A Pakistani primary school for girls was destroyed Monday in the country’s Khyber district, near Peshawar, which is in the western region bordering Afghanistan. No one was injured in the bombing, but reports indicate that explosives planted and detonated around the building destroyed all five school rooms. According to the Daily Mail, at least 4 girls’ schools and 6 schools total have been destroyed in the Khyber region, which is the main land bridge between Pakistan and Afghanistan.
Rahim Gul Khattak, a senior Pakistani government official, told the Agence France Presse, “They are Taliban. They are the same people who do not want children to get an education.”

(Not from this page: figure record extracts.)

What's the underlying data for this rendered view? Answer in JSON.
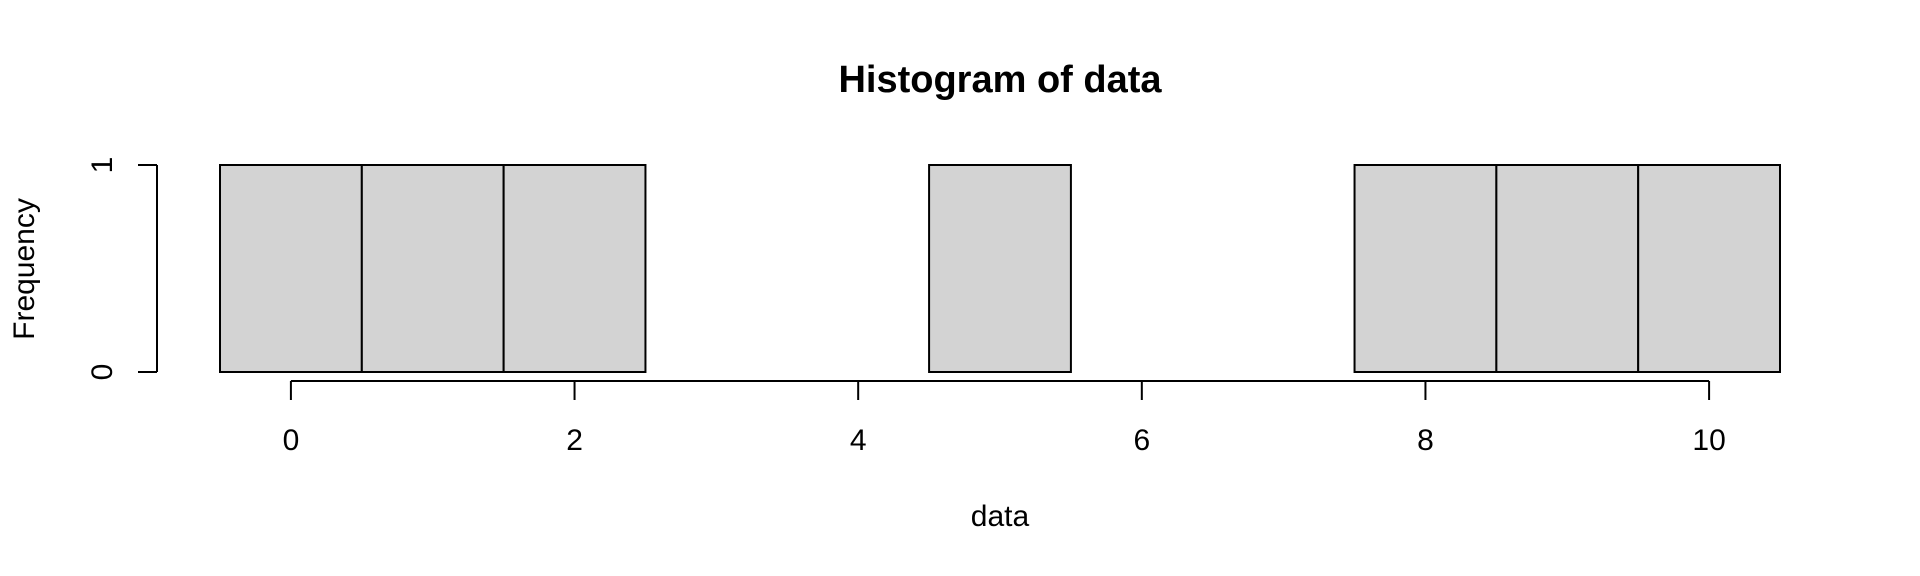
{
  "chart_data": {
    "type": "bar",
    "title": "Histogram of data",
    "xlabel": "data",
    "ylabel": "Frequency",
    "bins": [
      {
        "x0": -0.5,
        "x1": 0.5,
        "count": 1
      },
      {
        "x0": 0.5,
        "x1": 1.5,
        "count": 1
      },
      {
        "x0": 1.5,
        "x1": 2.5,
        "count": 1
      },
      {
        "x0": 2.5,
        "x1": 3.5,
        "count": 0
      },
      {
        "x0": 3.5,
        "x1": 4.5,
        "count": 0
      },
      {
        "x0": 4.5,
        "x1": 5.5,
        "count": 1
      },
      {
        "x0": 5.5,
        "x1": 6.5,
        "count": 0
      },
      {
        "x0": 6.5,
        "x1": 7.5,
        "count": 0
      },
      {
        "x0": 7.5,
        "x1": 8.5,
        "count": 1
      },
      {
        "x0": 8.5,
        "x1": 9.5,
        "count": 1
      },
      {
        "x0": 9.5,
        "x1": 10.5,
        "count": 1
      }
    ],
    "xlim": [
      -0.5,
      10.5
    ],
    "ylim": [
      0,
      1
    ],
    "xticks": [
      0,
      2,
      4,
      6,
      8,
      10
    ],
    "yticks": [
      0,
      1
    ],
    "bar_color": "#d3d3d3",
    "grid": false
  }
}
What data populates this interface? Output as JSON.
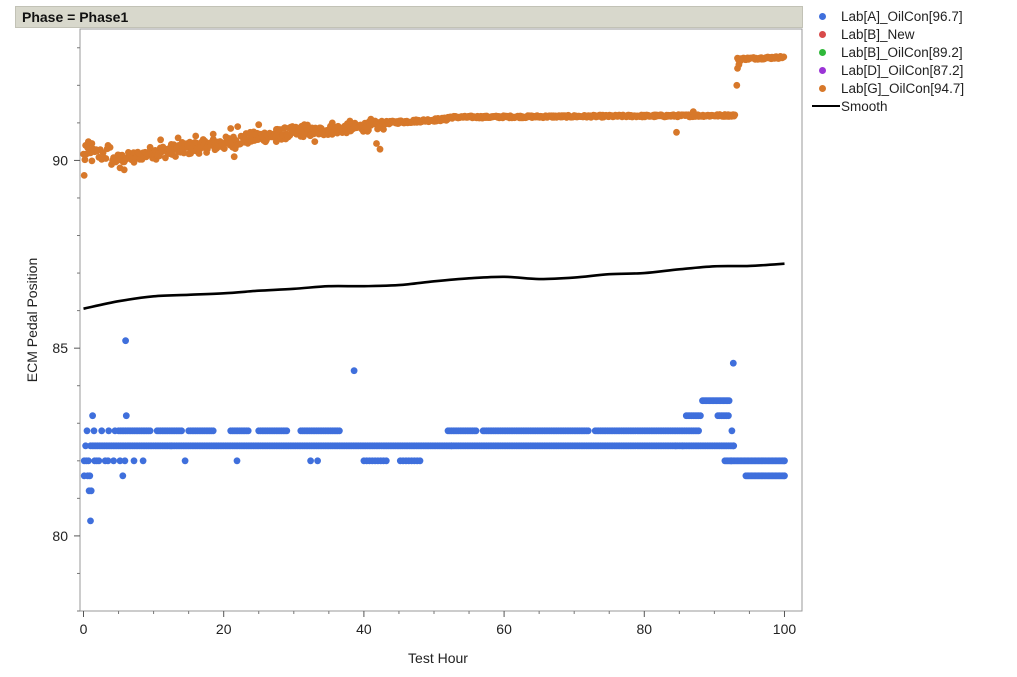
{
  "header": {
    "title": "Phase = Phase1"
  },
  "legend": [
    {
      "label": "Lab[A]_OilCon[96.7]",
      "color": "#3f6fdc",
      "kind": "dot"
    },
    {
      "label": "Lab[B]_New",
      "color": "#d84a4a",
      "kind": "dot"
    },
    {
      "label": "Lab[B]_OilCon[89.2]",
      "color": "#2fb83a",
      "kind": "dot"
    },
    {
      "label": "Lab[D]_OilCon[87.2]",
      "color": "#9b34d6",
      "kind": "dot"
    },
    {
      "label": "Lab[G]_OilCon[94.7]",
      "color": "#d7782a",
      "kind": "dot"
    },
    {
      "label": "Smooth",
      "color": "#000000",
      "kind": "line"
    }
  ],
  "chart_data": {
    "type": "scatter",
    "xlabel": "Test Hour",
    "ylabel": "ECM Pedal Position",
    "xlim": [
      -0.5,
      102.5
    ],
    "ylim": [
      78,
      93.5
    ],
    "xticks": [
      0,
      20,
      40,
      60,
      80,
      100
    ],
    "yticks": [
      80,
      85,
      90
    ],
    "grid": false,
    "legend_position": "right",
    "series": [
      {
        "name": "Lab[G]_OilCon[94.7]",
        "color": "#d7782a",
        "segments": [
          {
            "x0": 0,
            "x1": 4,
            "y0": 90.1,
            "y1": 90.2,
            "spread": 0.22,
            "step": 0.2
          },
          {
            "x0": 4,
            "x1": 10,
            "y0": 90.0,
            "y1": 90.2,
            "spread": 0.14,
            "step": 0.15
          },
          {
            "x0": 10,
            "x1": 22,
            "y0": 90.2,
            "y1": 90.5,
            "spread": 0.18,
            "step": 0.12
          },
          {
            "x0": 22,
            "x1": 32,
            "y0": 90.55,
            "y1": 90.8,
            "spread": 0.16,
            "step": 0.12
          },
          {
            "x0": 32,
            "x1": 43,
            "y0": 90.75,
            "y1": 90.95,
            "spread": 0.13,
            "step": 0.12
          },
          {
            "x0": 43,
            "x1": 52,
            "y0": 91.0,
            "y1": 91.1,
            "spread": 0.04,
            "step": 0.12
          },
          {
            "x0": 52,
            "x1": 93,
            "y0": 91.15,
            "y1": 91.2,
            "spread": 0.03,
            "step": 0.12
          },
          {
            "x0": 93.3,
            "x1": 100,
            "y0": 92.7,
            "y1": 92.75,
            "spread": 0.03,
            "step": 0.12
          }
        ],
        "points": [
          [
            0.1,
            89.6
          ],
          [
            0.3,
            90.4
          ],
          [
            0.7,
            90.5
          ],
          [
            1.2,
            90.45
          ],
          [
            3.5,
            90.4
          ],
          [
            5.2,
            89.8
          ],
          [
            5.8,
            89.75
          ],
          [
            7.2,
            89.95
          ],
          [
            9.5,
            90.35
          ],
          [
            11.0,
            90.55
          ],
          [
            13.5,
            90.6
          ],
          [
            16.0,
            90.65
          ],
          [
            18.5,
            90.7
          ],
          [
            21.0,
            90.85
          ],
          [
            22.0,
            90.9
          ],
          [
            21.5,
            90.1
          ],
          [
            25.0,
            90.95
          ],
          [
            27.5,
            90.5
          ],
          [
            31.5,
            90.95
          ],
          [
            33.0,
            90.5
          ],
          [
            35.5,
            91.0
          ],
          [
            38.0,
            91.05
          ],
          [
            41.0,
            91.1
          ],
          [
            42.3,
            90.3
          ],
          [
            41.8,
            90.45
          ],
          [
            84.6,
            90.75
          ],
          [
            93.2,
            92.0
          ],
          [
            93.3,
            92.45
          ],
          [
            93.5,
            92.55
          ],
          [
            93.7,
            92.65
          ],
          [
            87.0,
            91.3
          ]
        ]
      },
      {
        "name": "Lab[A]_OilCon[96.7]",
        "color": "#3f6fdc",
        "rows": [
          {
            "y": 82.4,
            "x0": 1,
            "x1": 92.8,
            "step": 0.25
          },
          {
            "y": 82.8,
            "x0": 5,
            "x1": 87.8,
            "step": 0.25,
            "gaps": [
              [
                9.5,
                10.5
              ],
              [
                14,
                15
              ],
              [
                18.5,
                21
              ],
              [
                23.5,
                25
              ],
              [
                29,
                31
              ],
              [
                36.5,
                52
              ],
              [
                56,
                57
              ],
              [
                72,
                73
              ]
            ]
          },
          {
            "y": 82.0,
            "x0": 40,
            "x1": 48,
            "step": 0.4,
            "gaps": [
              [
                43.5,
                45
              ]
            ]
          },
          {
            "y": 82.0,
            "x0": 91.5,
            "x1": 100,
            "step": 0.2
          },
          {
            "y": 81.6,
            "x0": 94.5,
            "x1": 100,
            "step": 0.2
          },
          {
            "y": 83.6,
            "x0": 88.3,
            "x1": 92.3,
            "step": 0.2
          },
          {
            "y": 83.2,
            "x0": 86.0,
            "x1": 88.0,
            "step": 0.25
          },
          {
            "y": 83.2,
            "x0": 90.5,
            "x1": 92.0,
            "step": 0.25
          }
        ],
        "points": [
          [
            0.1,
            82.0
          ],
          [
            0.1,
            81.6
          ],
          [
            0.3,
            82.4
          ],
          [
            0.4,
            82.0
          ],
          [
            0.5,
            82.8
          ],
          [
            0.6,
            81.6
          ],
          [
            0.7,
            82.0
          ],
          [
            0.8,
            81.2
          ],
          [
            0.9,
            81.6
          ],
          [
            1.0,
            80.4
          ],
          [
            1.1,
            81.2
          ],
          [
            1.3,
            83.2
          ],
          [
            1.5,
            82.8
          ],
          [
            1.6,
            82.0
          ],
          [
            1.9,
            82.0
          ],
          [
            2.2,
            82.0
          ],
          [
            2.6,
            82.8
          ],
          [
            3.1,
            82.0
          ],
          [
            3.5,
            82.0
          ],
          [
            3.6,
            82.8
          ],
          [
            4.3,
            82.0
          ],
          [
            4.5,
            82.8
          ],
          [
            5.2,
            82.0
          ],
          [
            5.6,
            81.6
          ],
          [
            5.9,
            82.0
          ],
          [
            6.0,
            85.2
          ],
          [
            6.1,
            83.2
          ],
          [
            7.2,
            82.0
          ],
          [
            8.5,
            82.0
          ],
          [
            14.5,
            82.0
          ],
          [
            21.9,
            82.0
          ],
          [
            32.4,
            82.0
          ],
          [
            33.4,
            82.0
          ],
          [
            38.6,
            84.4
          ],
          [
            12.5,
            82.4
          ],
          [
            52.5,
            82.4
          ],
          [
            84.5,
            82.4
          ],
          [
            85.5,
            82.4
          ],
          [
            92.7,
            84.6
          ],
          [
            92.7,
            82.4
          ],
          [
            92.5,
            82.8
          ],
          [
            92.4,
            82.0
          ],
          [
            100.0,
            82.0
          ],
          [
            100.0,
            81.6
          ]
        ]
      }
    ],
    "smooth": {
      "name": "Smooth",
      "color": "#000000",
      "x": [
        0,
        5,
        10,
        15,
        20,
        25,
        30,
        35,
        40,
        45,
        50,
        55,
        60,
        65,
        70,
        75,
        80,
        85,
        90,
        95,
        100
      ],
      "y": [
        86.05,
        86.25,
        86.38,
        86.42,
        86.46,
        86.53,
        86.58,
        86.65,
        86.65,
        86.68,
        86.78,
        86.86,
        86.9,
        86.84,
        86.88,
        86.97,
        87.0,
        87.1,
        87.18,
        87.19,
        87.25
      ]
    }
  }
}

In Taliban-controlled areas of Afghanistan and Pakistan, violence against schools that educate girls has been part of campaigns against the education of women. In Pakistan’s Swat Valley, more than 130 primarily all girl schools have been destroyed in the past year, allegedly by the Taliban. In total, hundreds of schools have been destroyed in Pakistan’s northwest region over the past several years. During the Taliban regime in Afghanistan, which lasted until 2001, Afghan girls were forbidden to attend school. To date, approximately 1,000 girls’ or co-educational schools have been bombed or burned in Afghanistan. Attacks on girls’ schools in Pakistan have increased in recent months.